DE69005403T2 - Shaft furnace tapping. - Google Patents

Abstract

A shaft furnace with a steel outer shell (1) and a refractory lining (2) inside the shell, has a sealed tap hole structure comprising a steel sleeve (3) fitted to the outer shell, a permanent lining (5) inside the sleeve and a refractory sealing material (6) within said permanent lining. To improve the gas-tightness of the tap hole structure, a metal closure plate (8) having an opening at which the tap hole is to be formed, is located within the steel sleeve (3) and has its periphery coupled gas-tightly to the sleeve (3). A metal closure sleeve (9) is coupled gas-tightly to said closure plate around said opening thereof and extends outwardly from said closure plate. Means e.g. conductive bricks (10) are provided for removing heat from the closure plate (8) and the closure sleeve (9).

Description

The invention relates to a blast furnace and in particular to the tap opening structure of a blast furnace.

Dutch patent application No. 8301862 describes a metallurgical blast furnace, e.g. a forced draft furnace, with an outer shell made of steel and a refractory lining which is fitted on the inside and against the outer shell made of steel. The blast furnace has at least one taphole structure, which is composed of a steel sleeve, also called a cooling box, mounted on the outer shell, with a durable lining fitted inside this sleeve. Inside and against the durable lining is a refractory sealing material at the place where the taphole is to be formed. The durable lining and the sealing material lie directly against the refractory lining of the shell. The sealing material can be refractory bricks or a refractory pressed together compound for sealing the taphole.

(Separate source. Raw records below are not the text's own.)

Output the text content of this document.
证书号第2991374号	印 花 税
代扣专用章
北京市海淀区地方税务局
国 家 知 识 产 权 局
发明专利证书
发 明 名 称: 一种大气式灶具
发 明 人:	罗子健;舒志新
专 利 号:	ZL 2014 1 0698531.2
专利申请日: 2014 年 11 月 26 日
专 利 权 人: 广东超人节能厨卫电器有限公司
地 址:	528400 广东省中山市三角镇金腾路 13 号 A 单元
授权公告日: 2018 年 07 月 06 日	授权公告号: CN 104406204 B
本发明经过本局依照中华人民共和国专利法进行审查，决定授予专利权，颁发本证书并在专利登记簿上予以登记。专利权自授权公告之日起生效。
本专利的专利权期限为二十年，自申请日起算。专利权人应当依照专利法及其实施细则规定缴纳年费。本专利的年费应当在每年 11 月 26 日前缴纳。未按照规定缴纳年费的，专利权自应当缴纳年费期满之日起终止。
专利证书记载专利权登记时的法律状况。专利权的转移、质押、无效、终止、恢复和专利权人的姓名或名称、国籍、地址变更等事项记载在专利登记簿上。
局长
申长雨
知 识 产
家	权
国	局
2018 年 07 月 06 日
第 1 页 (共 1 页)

A problem of this known blast furnace is that it is susceptible to gas leaks, particularly carbon monoxide gas escaping from the furnace at the tap hole. To avoid this gas leakage, in a known construction illustrated by Figs. 1 to 3 of the accompanying drawings and described in detail below, the refractory lining of the furnace in the vicinity of the tap hole is provided with a double cage structure with copper sheets. The sealing that can be achieved in this way is not such that gas leakage is completely avoided. In some cases the gas leakage may still be so great that gas escaping from the closed tap hole ignites immediately after escaping from the furnace. This is an unsafe and undesirable situation. But even if the escaping gas does not burn, the situation may still be unsafe if the escaping gas is rich in carbon monoxide, which makes it impossible to carry out work in the vicinity because of the risk of poisoning. surroundings of the tap hole impossible, or only possible if they are carried out under inconvenient conditions (with gas masks). There is also another inconvenience. The escaping CO gas attacks the binding agent of the compacted joint, so that the service life of the tap hole seal is limited.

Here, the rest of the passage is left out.